I have been quite busy for the past couple of weeks at school – yes, school. I try to make it a rule to leave by 3:00 PM, unless a meeting keeps me, but the Friday before last, I stayed until 6:00 PM to put up displays for Hispanic Heritage Month. I have had my students make papel picado, and paper flowers, and have so far constructed a large Day of the Dead ofrenda (altar) in the art showcase of my school.
The ofrenda was a touchy point – I felt strongly that we should put one up and label it so that it was explanatory. I find it really unbelievable that people in any school system feel like they have to omit important cultural information from their curriculum for fear of offending someone. We are not asking people to convert to Catholicism, but it is important when studying Spanish to know what the importance of the Virgin of Guadalupe is to Mexico. Day of the Dead and Easter are also celebrated in a different way in different countries. I see no reason to ignore that. Likewise with Diwali and Eid al Fitr.
Having been a foreign language teacher, I think that teaching culture is one of the only aces in the hole that we have. I teach English as a Second Language at the moment, and we explain to them about Halloween and such! When you teach Spanish, you need to make your students eat wierd chili laced Mexican candy and goats milk caramel. When you teach French, they need to taste cheeses and learn about the bells of Easter! Hardly anyone learns a foreign language just to speak it here at home. They want to get out in the world and explore – and there are so many opportunities to do that right here in the U.S.
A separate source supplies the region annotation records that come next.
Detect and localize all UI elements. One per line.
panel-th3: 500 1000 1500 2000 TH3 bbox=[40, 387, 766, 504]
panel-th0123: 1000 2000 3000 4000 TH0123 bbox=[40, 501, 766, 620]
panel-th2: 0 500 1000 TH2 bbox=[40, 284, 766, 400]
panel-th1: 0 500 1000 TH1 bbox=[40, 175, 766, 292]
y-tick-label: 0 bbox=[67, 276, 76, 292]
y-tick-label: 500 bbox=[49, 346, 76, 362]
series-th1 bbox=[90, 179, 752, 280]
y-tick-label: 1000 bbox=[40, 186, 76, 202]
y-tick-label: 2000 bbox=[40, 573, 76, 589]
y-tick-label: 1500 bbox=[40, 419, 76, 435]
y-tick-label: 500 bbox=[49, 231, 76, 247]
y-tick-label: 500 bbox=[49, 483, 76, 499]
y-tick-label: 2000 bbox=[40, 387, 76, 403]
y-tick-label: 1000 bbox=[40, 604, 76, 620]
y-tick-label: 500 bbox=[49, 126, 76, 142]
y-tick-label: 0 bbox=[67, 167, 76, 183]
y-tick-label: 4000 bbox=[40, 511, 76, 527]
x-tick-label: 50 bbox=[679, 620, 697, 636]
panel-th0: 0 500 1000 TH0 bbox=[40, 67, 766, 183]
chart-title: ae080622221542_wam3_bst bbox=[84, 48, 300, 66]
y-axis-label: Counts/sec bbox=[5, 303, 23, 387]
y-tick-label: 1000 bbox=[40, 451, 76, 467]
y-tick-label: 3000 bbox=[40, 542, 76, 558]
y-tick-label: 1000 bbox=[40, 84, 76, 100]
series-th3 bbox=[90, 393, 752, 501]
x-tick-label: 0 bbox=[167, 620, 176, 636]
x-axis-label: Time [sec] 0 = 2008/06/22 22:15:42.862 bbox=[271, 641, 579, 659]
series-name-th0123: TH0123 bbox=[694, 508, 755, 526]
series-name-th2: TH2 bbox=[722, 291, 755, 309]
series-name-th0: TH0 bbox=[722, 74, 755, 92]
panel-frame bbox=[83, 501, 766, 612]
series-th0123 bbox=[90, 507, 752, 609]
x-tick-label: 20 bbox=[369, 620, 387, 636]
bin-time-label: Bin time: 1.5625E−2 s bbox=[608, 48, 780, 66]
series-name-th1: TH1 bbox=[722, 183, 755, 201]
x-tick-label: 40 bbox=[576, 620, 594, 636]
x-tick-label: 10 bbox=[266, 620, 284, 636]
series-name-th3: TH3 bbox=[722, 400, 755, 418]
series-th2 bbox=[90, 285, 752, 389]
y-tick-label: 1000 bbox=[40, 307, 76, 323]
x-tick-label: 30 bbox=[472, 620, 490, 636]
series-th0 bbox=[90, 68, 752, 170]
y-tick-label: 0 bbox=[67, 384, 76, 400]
Okay, I’m off my soap box now. I have also been busy searching the internet for fun free things. One of my new favorite things is to look for paper toys. There are some fabulous sites. My favorites to date are The Toymaker and RavensBlight Haunted Paper Toys. So far, I have printed out two things from The Toymaker: The Angel Retablo (in Holidays, under Christmas), and Best Thoughts Cards, which come with a carrying case.
Of course, this led to a mini-marathon of web surfing to find as many sites as I could. Highlights were: Maneki Neko, the lucky Japanese cat you see in restaurants. It looked like it would take a lot of ink (I wonder why they did a cream colored one, instead of a white one…). There was Cinderella’s Castle and The Pirates of the Caribbean ship. Both look hard. It really is amazing, the things you find on the internet.
Today, I am experimenting with chili and chocolate confections. No, I don’t mean mole (Mexican savory sauce that has chocolate and chilis in it). I am talking Dark Chocolate cupcakes with Ancho Chile powder and Cinnamon. I found a few recipes on the internet, but for all of my gourmet leanings, I am really a Cake Mix Doctor fan (call me a Cake Intern). I like to use mixes. That way, all I have to tinker with are the extras.
In this case, I added 1 1/2 Tablespoons of Ancho Chile powder (a relatively mild chili with dark undertones), 3 teaspoons of Saigon Cinnamon powder, and 1 cup of Hershey’s Dark chocolate morsels to a Betty Crocker mix – Dark Chocolate. As a rule, I use milk instead of water (I had some whole milk this time) and melt a stick of butter instead of using oil. The results are very tasty, although they possibly could be more picante. Still, I had better let a chili wimp try them first – I may just think it’s too mild. They almost don’t need frosting, but who are we kidding? I will post the recipe on my Food Blog.
Next? Cajeta cupcakes with membrillo (quince paste) filling. Yum!